Feb 1, 2015 | Review

Sunday, 02 March 2014
Rudie Humphrey

Suspend reality for a minute; image that Springsteen hadn’t happened, or that he was touring the coffee houses of North America in a minivan, tip jar front and centre, now you have Paul Seeba.

Whether you’d have Seeba and his ilk without Bruce is unlikely but it is one of those sound-a-like records.  That’s what I like it for.  It is tyre iron by day, telecaster by night, production line shift work enables Marshal and Cry-baby to be bought music.  We all do it.  Some, like Seeba, are better than others.

It’s the sort of record we just don’t make in the UK, not well.  It has a different DNA, we have a different sense of place, maybe we’re all too heaped up on top of each other, maybe the sea is just too close to most of us.  We don’t have that open expanded landscape, the nothing for 3 hours, in any direction freedom.  This is a record full of that space, steeped in the beauty of Northern American music, true Americana, blues, and that white catholic work ethic.  Its veins are full of Neil Young, Chuck Berry walking hand in hand.

Crosby, Stills, Nash and Seeba wouldn’t be out of place, denim AOR, clever FM radio rock, it harks of a time of blue collar car plant workers music.  Budweiser and pick-up truck music.  It’s an eggs over easy and root beer record.  Records like this, are the reason we do this site, it is exactly that thing we call Americana.  Highways, Fenders, diners and motels distilled into 10 tracks.

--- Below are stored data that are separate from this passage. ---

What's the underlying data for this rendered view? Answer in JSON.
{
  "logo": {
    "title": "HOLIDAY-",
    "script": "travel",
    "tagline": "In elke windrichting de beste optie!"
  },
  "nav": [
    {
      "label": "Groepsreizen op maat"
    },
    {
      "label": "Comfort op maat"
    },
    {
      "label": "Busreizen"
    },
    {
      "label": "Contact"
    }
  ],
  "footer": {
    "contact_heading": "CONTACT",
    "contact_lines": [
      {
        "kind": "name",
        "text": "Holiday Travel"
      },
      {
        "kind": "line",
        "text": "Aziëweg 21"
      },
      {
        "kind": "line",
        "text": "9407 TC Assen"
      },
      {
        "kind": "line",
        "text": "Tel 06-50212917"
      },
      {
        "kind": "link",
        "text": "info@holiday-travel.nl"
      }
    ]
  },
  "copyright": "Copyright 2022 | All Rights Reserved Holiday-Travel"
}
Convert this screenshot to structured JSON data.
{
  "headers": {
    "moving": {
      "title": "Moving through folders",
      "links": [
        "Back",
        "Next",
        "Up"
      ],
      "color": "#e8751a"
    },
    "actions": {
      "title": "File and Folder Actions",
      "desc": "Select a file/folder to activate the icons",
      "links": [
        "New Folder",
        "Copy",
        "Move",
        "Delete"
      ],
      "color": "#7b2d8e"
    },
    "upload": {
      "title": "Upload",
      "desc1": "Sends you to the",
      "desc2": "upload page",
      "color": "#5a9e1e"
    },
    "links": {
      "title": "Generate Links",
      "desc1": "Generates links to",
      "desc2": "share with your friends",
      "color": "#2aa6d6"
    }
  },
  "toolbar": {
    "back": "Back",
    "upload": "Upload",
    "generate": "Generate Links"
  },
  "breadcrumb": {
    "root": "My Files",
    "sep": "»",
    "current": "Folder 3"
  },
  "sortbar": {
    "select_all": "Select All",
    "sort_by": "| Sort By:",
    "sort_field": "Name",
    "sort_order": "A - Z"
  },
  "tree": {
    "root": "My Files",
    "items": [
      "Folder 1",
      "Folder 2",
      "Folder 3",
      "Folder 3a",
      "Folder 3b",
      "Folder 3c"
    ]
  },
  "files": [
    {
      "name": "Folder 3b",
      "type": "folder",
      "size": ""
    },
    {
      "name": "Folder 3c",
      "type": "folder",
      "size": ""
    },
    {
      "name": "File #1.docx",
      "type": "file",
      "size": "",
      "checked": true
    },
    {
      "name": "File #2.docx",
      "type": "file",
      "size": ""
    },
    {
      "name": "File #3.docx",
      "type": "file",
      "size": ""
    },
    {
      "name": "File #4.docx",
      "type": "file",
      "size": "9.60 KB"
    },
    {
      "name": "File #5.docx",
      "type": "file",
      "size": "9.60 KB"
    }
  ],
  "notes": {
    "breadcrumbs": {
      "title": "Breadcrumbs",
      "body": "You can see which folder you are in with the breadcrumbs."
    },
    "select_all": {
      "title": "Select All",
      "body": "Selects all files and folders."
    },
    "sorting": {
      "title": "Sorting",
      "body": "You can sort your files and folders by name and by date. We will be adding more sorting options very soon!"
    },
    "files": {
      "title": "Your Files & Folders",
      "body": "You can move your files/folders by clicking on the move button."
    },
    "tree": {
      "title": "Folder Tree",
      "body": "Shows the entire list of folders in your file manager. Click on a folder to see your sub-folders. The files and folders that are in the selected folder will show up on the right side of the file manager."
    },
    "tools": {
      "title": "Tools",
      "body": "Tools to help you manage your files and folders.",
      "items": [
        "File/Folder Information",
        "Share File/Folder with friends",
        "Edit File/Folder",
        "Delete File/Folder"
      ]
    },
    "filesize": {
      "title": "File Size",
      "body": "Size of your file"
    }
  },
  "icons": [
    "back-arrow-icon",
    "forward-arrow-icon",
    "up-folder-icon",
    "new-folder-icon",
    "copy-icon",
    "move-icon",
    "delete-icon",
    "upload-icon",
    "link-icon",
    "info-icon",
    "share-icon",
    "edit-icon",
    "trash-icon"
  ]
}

‘Science Fair’ is REM’s ‘..Rockville’, and would be a great lightweight introduction to the genre.  Dylan, Mellencamp and Young in a snapshot, with a dash of college rock.  Harmonicas, whirly organs, weepy pedal steels, frisky fret work all present, all correct.  I love the Skynard/Band tracks like ‘Kalakan River’.  It has a peerless linage, something we don’t have and why we just don’t make these sorts of records.  It’s a V8 to our Ford Anglia.

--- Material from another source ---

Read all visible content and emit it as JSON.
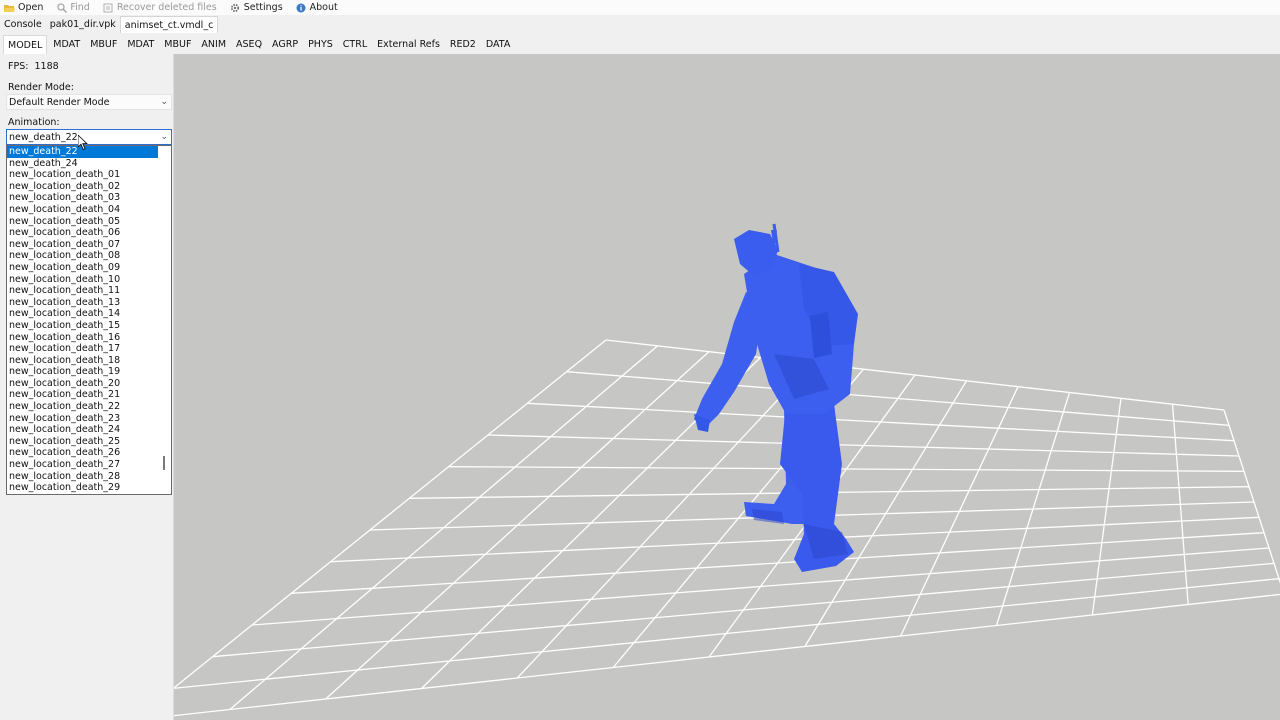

‘Wayward’, sounds at time like ‘Knockin’ on Heaven’s Door’ and ‘Sunshine in Face’ is Seeba’s ‘Ohio’, in sound but not content, as if to emphasise that we had Adam Faith, they had Little Richard.  We even get some 90’s grunge ala’ ‘Heart Shaped Box’ on his ‘God of Rain’, fans of Mathew Sweet or Toad the Wet Sprocket, he made a record for you.  It’s a good record, workman like, functional, a cold towel on the face to revive you record.  It reminds you why we like this thing we call Americana.